いや、これが当然なのだ。レベル無限大の俺にどんなに強い人間がいても、勝てはしないのだ。だからチートスキルと言うのだ。
レラは大の字になって倒れていた。
殺っちまったか?いや、これは事故だ。
ルルチェは、あまりのあっけない結末に、少々退屈気味で、「もっとすごい攻防戦が観たかったのに」と、不満を漏らしていた。
「ホントだぞ、リューイチ。一撃でやっつけるなんて面白くないだろう?」と、コマドリも言った。

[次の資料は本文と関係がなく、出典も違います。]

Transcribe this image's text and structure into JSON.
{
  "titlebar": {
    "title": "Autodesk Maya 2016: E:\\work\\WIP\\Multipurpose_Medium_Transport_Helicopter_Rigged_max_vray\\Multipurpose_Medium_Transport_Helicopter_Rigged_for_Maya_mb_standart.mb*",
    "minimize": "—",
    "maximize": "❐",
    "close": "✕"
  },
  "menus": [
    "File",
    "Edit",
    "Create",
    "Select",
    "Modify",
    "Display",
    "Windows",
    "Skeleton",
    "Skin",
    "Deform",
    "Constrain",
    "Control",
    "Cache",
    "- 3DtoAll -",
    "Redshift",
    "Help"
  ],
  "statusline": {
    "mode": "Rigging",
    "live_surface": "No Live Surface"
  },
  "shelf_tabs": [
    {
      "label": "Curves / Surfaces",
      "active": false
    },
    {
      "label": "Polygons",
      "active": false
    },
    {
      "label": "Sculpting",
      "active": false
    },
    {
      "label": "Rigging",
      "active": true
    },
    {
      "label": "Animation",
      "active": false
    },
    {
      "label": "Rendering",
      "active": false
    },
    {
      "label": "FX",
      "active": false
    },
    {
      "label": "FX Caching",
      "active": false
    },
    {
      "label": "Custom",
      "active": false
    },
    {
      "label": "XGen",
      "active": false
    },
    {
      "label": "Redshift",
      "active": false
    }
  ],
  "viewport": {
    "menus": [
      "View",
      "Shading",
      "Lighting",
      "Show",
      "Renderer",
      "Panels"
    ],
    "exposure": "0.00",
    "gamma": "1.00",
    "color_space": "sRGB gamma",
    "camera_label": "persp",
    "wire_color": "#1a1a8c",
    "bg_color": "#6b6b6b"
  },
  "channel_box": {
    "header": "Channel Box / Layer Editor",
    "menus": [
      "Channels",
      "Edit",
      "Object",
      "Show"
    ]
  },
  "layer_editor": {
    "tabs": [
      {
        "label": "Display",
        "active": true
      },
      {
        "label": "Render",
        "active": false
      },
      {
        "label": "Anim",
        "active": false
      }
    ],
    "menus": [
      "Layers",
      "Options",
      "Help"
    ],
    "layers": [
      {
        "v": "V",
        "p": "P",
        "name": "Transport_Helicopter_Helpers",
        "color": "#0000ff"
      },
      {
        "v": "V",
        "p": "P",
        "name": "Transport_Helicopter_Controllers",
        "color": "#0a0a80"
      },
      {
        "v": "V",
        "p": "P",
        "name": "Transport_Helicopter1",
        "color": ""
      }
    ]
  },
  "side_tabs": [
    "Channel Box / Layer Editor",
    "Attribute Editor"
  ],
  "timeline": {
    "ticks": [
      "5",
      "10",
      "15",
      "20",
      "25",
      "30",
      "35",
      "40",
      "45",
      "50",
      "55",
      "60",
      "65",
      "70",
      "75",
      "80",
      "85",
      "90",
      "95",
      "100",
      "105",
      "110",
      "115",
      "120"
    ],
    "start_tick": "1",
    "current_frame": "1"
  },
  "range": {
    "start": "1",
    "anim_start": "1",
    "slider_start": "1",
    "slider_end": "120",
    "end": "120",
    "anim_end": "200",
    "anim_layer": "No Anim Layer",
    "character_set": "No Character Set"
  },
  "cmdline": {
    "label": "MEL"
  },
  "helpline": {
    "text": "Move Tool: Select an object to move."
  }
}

「リューイチは人間もモンスターも一発で倒しますからね。人間は誰でも一つは得意なものがあるのですよ」
と、イーゼルがフォロー気味な発言をする。
どうしろってんじゃい!
「とにかく、俺の勝ちでいいんだよな?」
レラは頭を押さえながら、立ち上がった。ケガまではしてないらしい。
それで済むなら上々だ。
「衝突の瞬間、気を一点に集めて、威力を半減にしました」
なるほどな。ダメージを軽減したのか。
「あなた、何者です?」
俺は頭を掻きむしりながら、「冒険者だ」とだけ答えた。
「では、魔王が生き返ったのですか?」
「いや、別にそういうわけじゃ。平和な世ですよ、下界も」
まぁ、冒険することは出来るがな。
「じゃ、これで試合は終わりだな、レラ」
「あ、待ってください。あなた、ここでインストラクターやりませんか?」
「やりません」
「あなたのような人が、人間を動かすのです。見た目はヘタレっぽいですが、行けると思います」
ヘタレは放っておけ!このアマ。
「俺はまた、冒険に戻るよ。それがあればの話だがな」
「わたしもやはり未熟でした。あなたのことをヘタレのくせに、すごい気を発しているということに囚われていたんです」
見た目で判断するな!
「いや、あんたはカンダタの良き師匠になってくれ。それが俺の望みだ」
「それは、約束します」
「じゃあ、俺たちはこの山に観光に来たんだ。観光させてくれ」
「それでしたら、どうぞいくらでも観てってください。ごゆっくりどうぞ!」
「ああ」
「それで、その間に気が変わったら、またこの修行場に来てくださいね!」
「いや、それは無いから」
俺たち一行は、その場をあとにして、ゆっくりと武術の国、レドアローナ小国を見学しに行った。
最近は体調を管理しています。体が資本とはよく言ったものです。皆様もご健康を大事になさってください!!